Hold Me Back, who Mott ran in the 2009 Kentucky Derby, was probably the trainer's best 3-year-old equipped to get the distance, but a premature move led to a 12th-place finish.

Mott said his biggest disappointment in the Triple Crown was learning that Majestic Warrior was not capable of getting a distance of ground. Majestic Warrior, a son of A.P. Indy, won the Grade 1 Hopeful in his second start at age 2. Mott remembers leaving Saratoga in September of 2007 thinking "if I ever got a Derby horse I got him now."

At 3, Majestic Warrior finished seventh in the Louisiana Derby and sixth in the Florida Derby.

"That was a tough pill to swallow finding out that he wouldn't go on," Mott said.

The summer of 2007, when Mott won more than a dozen 2-year-old races at Saratoga, may have awakened some to Mott's talent with young horses. Mott says for the last couple of years he has gotten about 50 2-year-olds sent to him.
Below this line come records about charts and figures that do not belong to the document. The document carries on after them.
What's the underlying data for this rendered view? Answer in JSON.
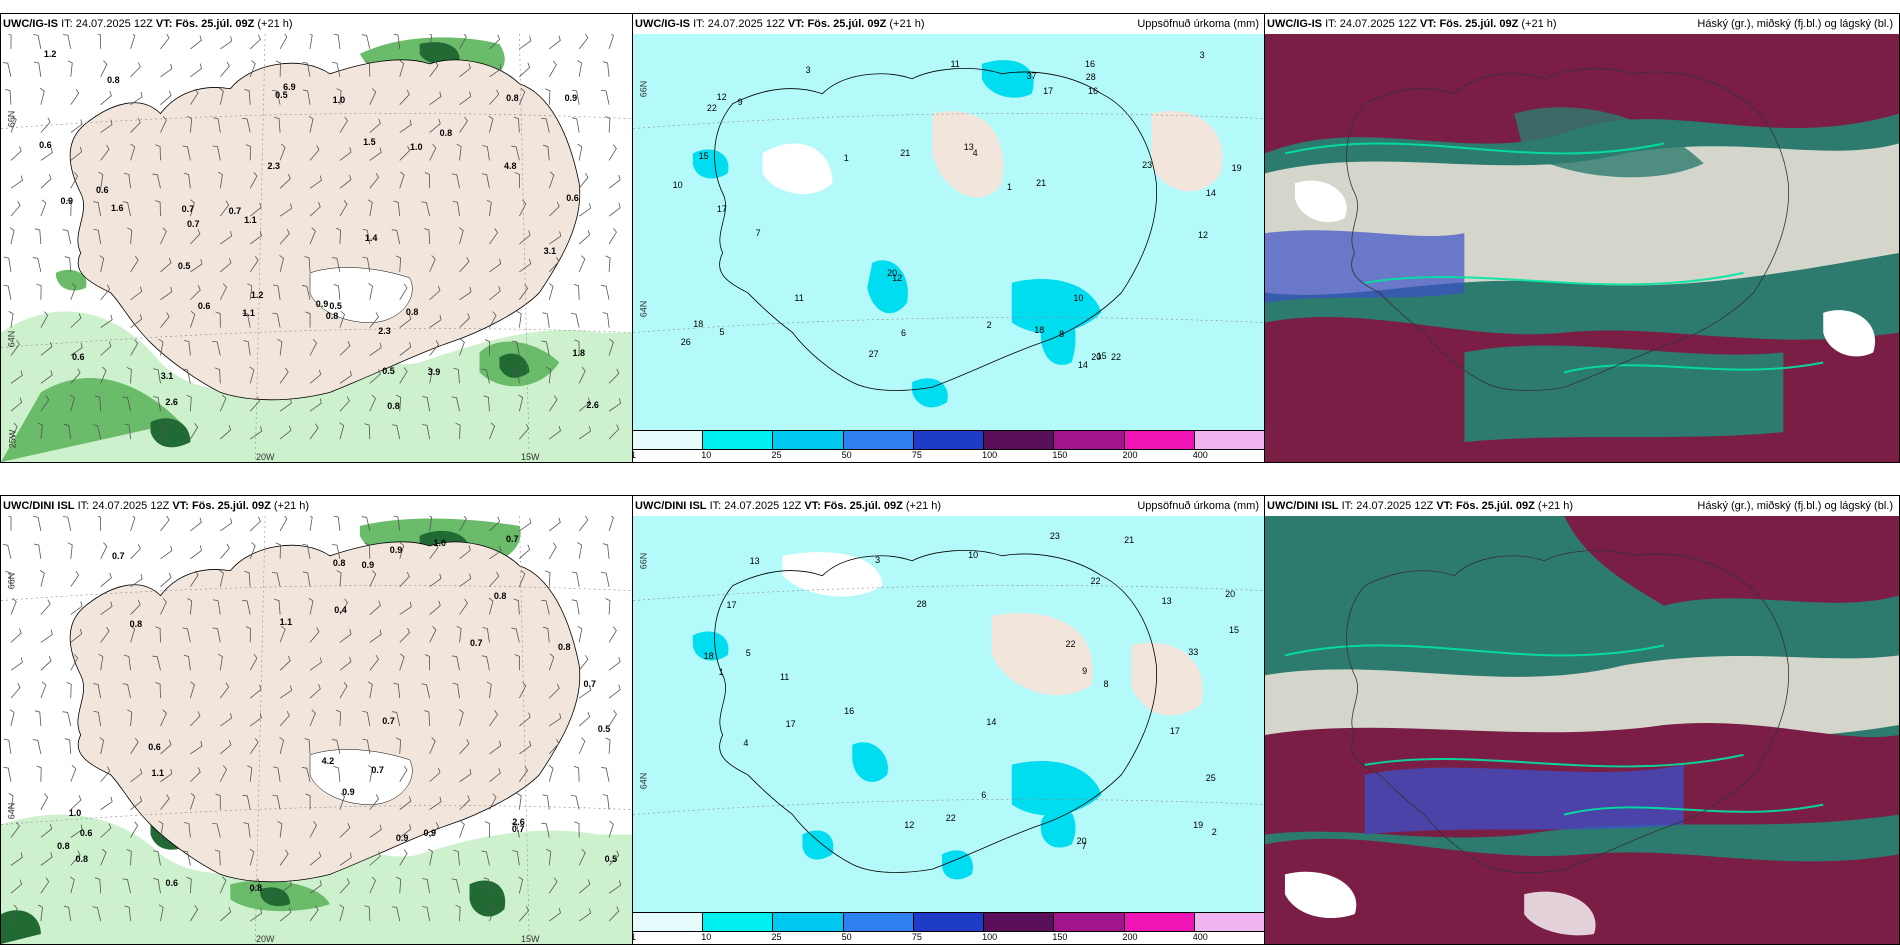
{
  "rows": [
    {
      "model": "UWC/IG-IS",
      "it_label": "IT:",
      "it_value": "24.07.2025 12Z",
      "vt_label": "VT:",
      "vt_value": "Fös. 25.júl. 09Z",
      "lead": "(+21 h)",
      "wind_axis": {
        "lat_top": "66N",
        "lat_mid": "64N",
        "lon_left": "25W",
        "lon_mid": "20W",
        "lon_right": "15W"
      },
      "precip_axis": {
        "lat_top": "66N",
        "lat_mid": "64N"
      }
    },
    {
      "model": "UWC/DINI ISL",
      "it_label": "IT:",
      "it_value": "24.07.2025 12Z",
      "vt_label": "VT:",
      "vt_value": "Fös. 25.júl. 09Z",
      "lead": "(+21 h)",
      "wind_axis": {
        "lat_top": "66N",
        "lat_mid": "64N",
        "lon_left": "",
        "lon_mid": "20W",
        "lon_right": "15W"
      },
      "precip_axis": {
        "lat_top": "66N",
        "lat_mid": "64N"
      }
    }
  ],
  "precip_title": "Uppsöfnuð úrkoma (mm)",
  "cloud_title": "Háský (gr.), miðský (fj.bl.) og lágský (bl.)",
  "legend": {
    "ticks": [
      "1",
      "10",
      "25",
      "50",
      "75",
      "100",
      "150",
      "200",
      "400"
    ],
    "colors": [
      "#e6fcfc",
      "#00f0f0",
      "#00c8f0",
      "#2f80f0",
      "#1e3cc8",
      "#5a0f5a",
      "#a0148c",
      "#f014b4",
      "#f0b4f0"
    ]
  },
  "colors": {
    "land": "#f2e6dc",
    "precip_light_green": "#c8f0c8",
    "precip_green": "#5ab45a",
    "precip_dark_green": "#0a5a1e",
    "precip_pink": "#e678e6",
    "cyan_fill": "#b4fafa",
    "cyan_mid": "#00dcf0",
    "cloud_high": "#ffffff",
    "cloud_mid": "#7a1e46",
    "cloud_low": "#2d7a6e"
  },
  "wind_values_top": [
    "0.8",
    "1.0",
    "3.9",
    "1.8",
    "0.8",
    "2.3",
    "0.6",
    "0.7",
    "0.8",
    "0.9",
    "1.2",
    "0.6",
    "0.5",
    "0.8",
    "0.6",
    "2.6",
    "0.9",
    "0.5",
    "0.5",
    "1.2",
    "1.1",
    "4.8",
    "6.9",
    "3.1",
    "0.7",
    "0.8",
    "0.5",
    "0.6",
    "1.5",
    "1.4",
    "1.6",
    "2.6",
    "2.3",
    "3.1",
    "0.6",
    "0.7",
    "1.0",
    "0.9",
    "0.8",
    "1.1"
  ],
  "wind_values_bottom": [
    "0.7",
    "0.9",
    "0.8",
    "0.7",
    "0.4",
    "2.6",
    "0.7",
    "0.8",
    "1.0",
    "0.8",
    "0.8",
    "0.5",
    "0.9",
    "0.7",
    "1.0",
    "0.9",
    "0.8",
    "0.6",
    "0.7",
    "0.5",
    "0.7",
    "0.9",
    "0.8",
    "1.1",
    "0.6",
    "4.2",
    "0.9",
    "0.8",
    "0.6",
    "0.7",
    "1.1"
  ],
  "precip_values_top": [
    "12",
    "11",
    "1",
    "18",
    "15",
    "8",
    "9",
    "7",
    "14",
    "10",
    "22",
    "20",
    "16",
    "14",
    "12",
    "13",
    "19",
    "5",
    "6",
    "3",
    "17",
    "16",
    "18",
    "21",
    "23",
    "28",
    "20",
    "26",
    "37",
    "27",
    "17",
    "22",
    "21",
    "15",
    "12",
    "1",
    "2",
    "3",
    "4",
    "11",
    "10"
  ],
  "precip_values_bottom": [
    "12",
    "17",
    "22",
    "16",
    "13",
    "19",
    "20",
    "18",
    "21",
    "22",
    "11",
    "23",
    "25",
    "17",
    "13",
    "33",
    "28",
    "20",
    "15",
    "17",
    "14",
    "22",
    "10",
    "9",
    "8",
    "7",
    "6",
    "5",
    "4",
    "3",
    "2",
    "1"
  ]
}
"Every single year, in April or May, I think it's the best crop I ever had," said Mott, who in 1998 was elected into the Hall of Fame at age 45. "By the first of July, reality will settle in. Last year, there may have been a handful of bright spots, but it wasn't the best crop we ever had."
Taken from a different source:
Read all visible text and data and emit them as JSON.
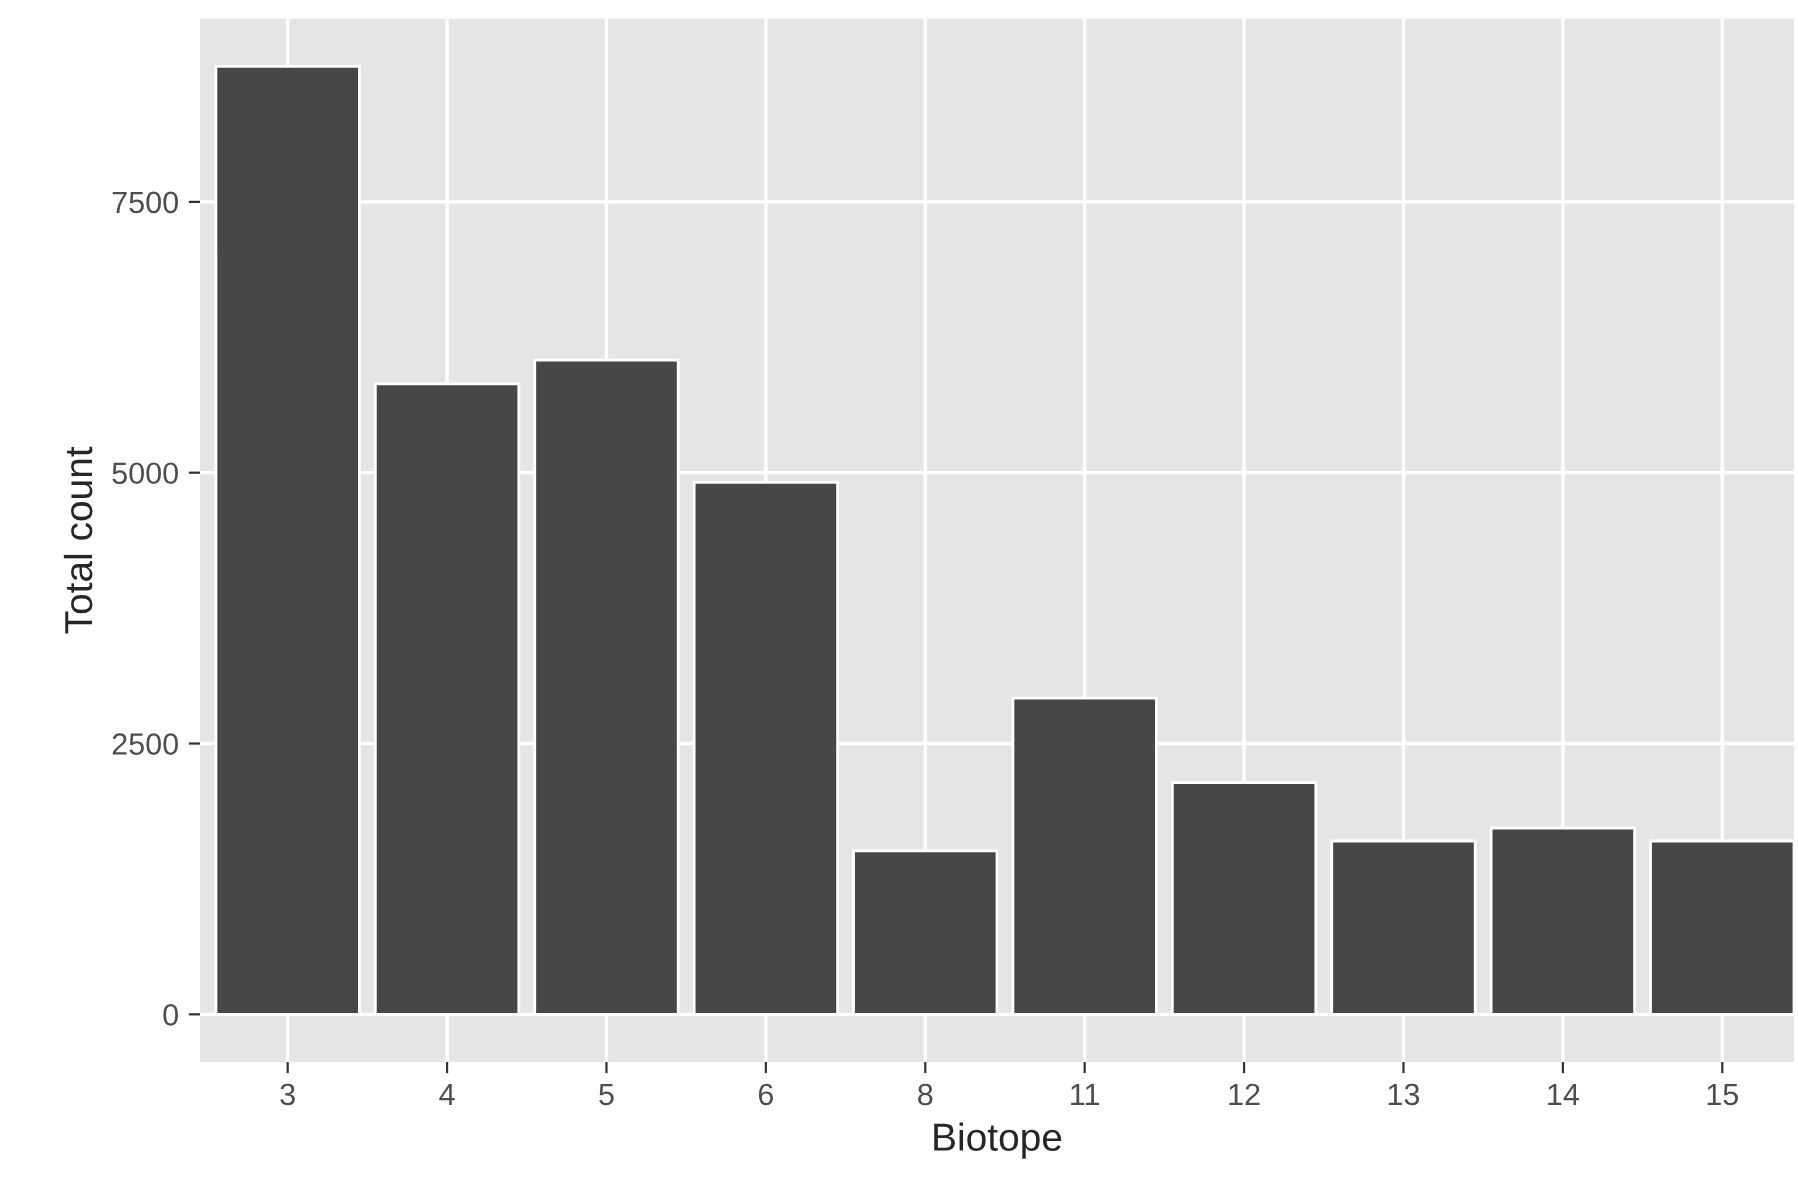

Elliot Walden, a former rival of Mott's who is now the racing manager for WinStar farm, owner of Drosselmeyer and Kentucky Derby winner Super Saver, calls Mott "a complete horseman."
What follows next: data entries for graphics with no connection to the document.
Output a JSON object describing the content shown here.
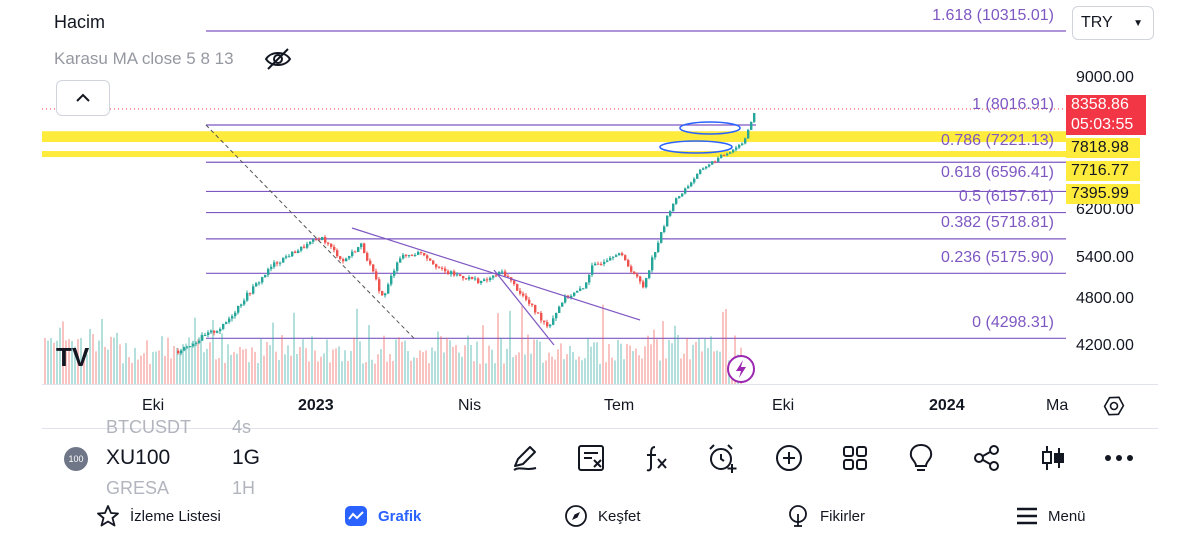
{
  "legend": {
    "title": "Hacim",
    "ma_label": "Karasu MA close 5 8 13"
  },
  "currency": {
    "selected": "TRY"
  },
  "price_axis": {
    "ticks": [
      "9000.00",
      "6200.00",
      "5400.00",
      "4800.00",
      "4200.00"
    ]
  },
  "price_tags": {
    "last_price": "8358.86",
    "countdown": "05:03:55",
    "level_1": "7818.98",
    "level_2": "7716.77",
    "level_3": "7395.99"
  },
  "fib_levels": [
    {
      "label": "1.618 (10315.01)",
      "ratio": 1.618,
      "price": 10315.01
    },
    {
      "label": "1 (8016.91)",
      "ratio": 1,
      "price": 8016.91
    },
    {
      "label": "0.786 (7221.13)",
      "ratio": 0.786,
      "price": 7221.13
    },
    {
      "label": "0.618 (6596.41)",
      "ratio": 0.618,
      "price": 6596.41
    },
    {
      "label": "0.5 (6157.61)",
      "ratio": 0.5,
      "price": 6157.61
    },
    {
      "label": "0.382 (5718.81)",
      "ratio": 0.382,
      "price": 5718.81
    },
    {
      "label": "0.236 (5175.90)",
      "ratio": 0.236,
      "price": 5175.9
    },
    {
      "label": "0 (4298.31)",
      "ratio": 0,
      "price": 4298.31
    }
  ],
  "time_axis": {
    "labels": [
      {
        "text": "Eki",
        "bold": false
      },
      {
        "text": "2023",
        "bold": true
      },
      {
        "text": "Nis",
        "bold": false
      },
      {
        "text": "Tem",
        "bold": false
      },
      {
        "text": "Eki",
        "bold": false
      },
      {
        "text": "2024",
        "bold": true
      },
      {
        "text": "Ma",
        "bold": false
      }
    ]
  },
  "symbol_picker": {
    "prev_symbol": "BTCUSDT",
    "prev_interval": "4s",
    "badge": "100",
    "symbol": "XU100",
    "interval": "1G",
    "next_symbol": "GRESA",
    "next_interval": "1H"
  },
  "bottom_nav": [
    {
      "label": "İzleme Listesi",
      "icon": "star-icon",
      "active": false
    },
    {
      "label": "Grafik",
      "icon": "chart-icon",
      "active": true
    },
    {
      "label": "Keşfet",
      "icon": "compass-icon",
      "active": false
    },
    {
      "label": "Fikirler",
      "icon": "lightbulb-icon",
      "active": false
    },
    {
      "label": "Menü",
      "icon": "hamburger-icon",
      "active": false
    }
  ],
  "colors": {
    "fib": "#7e57c2",
    "up": "#26a69a",
    "down": "#ef5350",
    "highlight": "#ffeb3b",
    "accent": "#2962ff",
    "last_price": "#f23645"
  },
  "watermark": "TV"
}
"People can be labeled and in his case it's unfair," Walden said. "I think he can win with any type of horse at any type of distance."

Walden did say that when it came time to divvy up Super Saver - who went to Todd Pletcher - and Drosselmeyer, one of the reasons Drosselmeyer went to Mott was because "he looked like more of a two-turn horse and that he'd come to hand a little later."

Drosselmeyer actually made it to the races six days earlier than Super Saver, finishing third in a 1 1/16-mile turf maiden race at Saratoga. Drosselmeyer would eventually win his first race in an off-the-turn, one-turn mile maiden race over Churchill Downs' dirt track.

Drosselmeyer's progression was slower than hoped, and he was unable to accrue enough earnings to make it to the Kentucky Derby. He finished second in the Dwyer Stakes at 3-5 four weeks before winning the Belmont.

According to Walden, Drosselmeyer will likely make his next start in the Jim Dandy at Saratoga on July 31, with potentially a match-up between him, Super Saver, and Preakness winner Lookin At Lucky coming together in the Travers Stakes on Aug. 28.

Between now and then, there will be much more for Mott to accomplish. He figures to have become the ninth trainer to win 4,000 races

One week after winning the Belmont, Mott will try to win another Grade 1 race on dirt with Unrivaled Belle, who after upsetting Rachel Alexandra in the La Troenne in April starts Saturday as the likely favorite in the Ogden Phipps at Belmont Park. Twenty-six years ago, Mott won this race with Heatherten, when the race was known as the Hempstead Handicap.

"If that last race was any indication, she looks pretty special," Mott said of Unrivaled Belle. "She sure ran a Grade 1 type race last time. I'm sure looking forward to that. I'm hopeful and optimistic."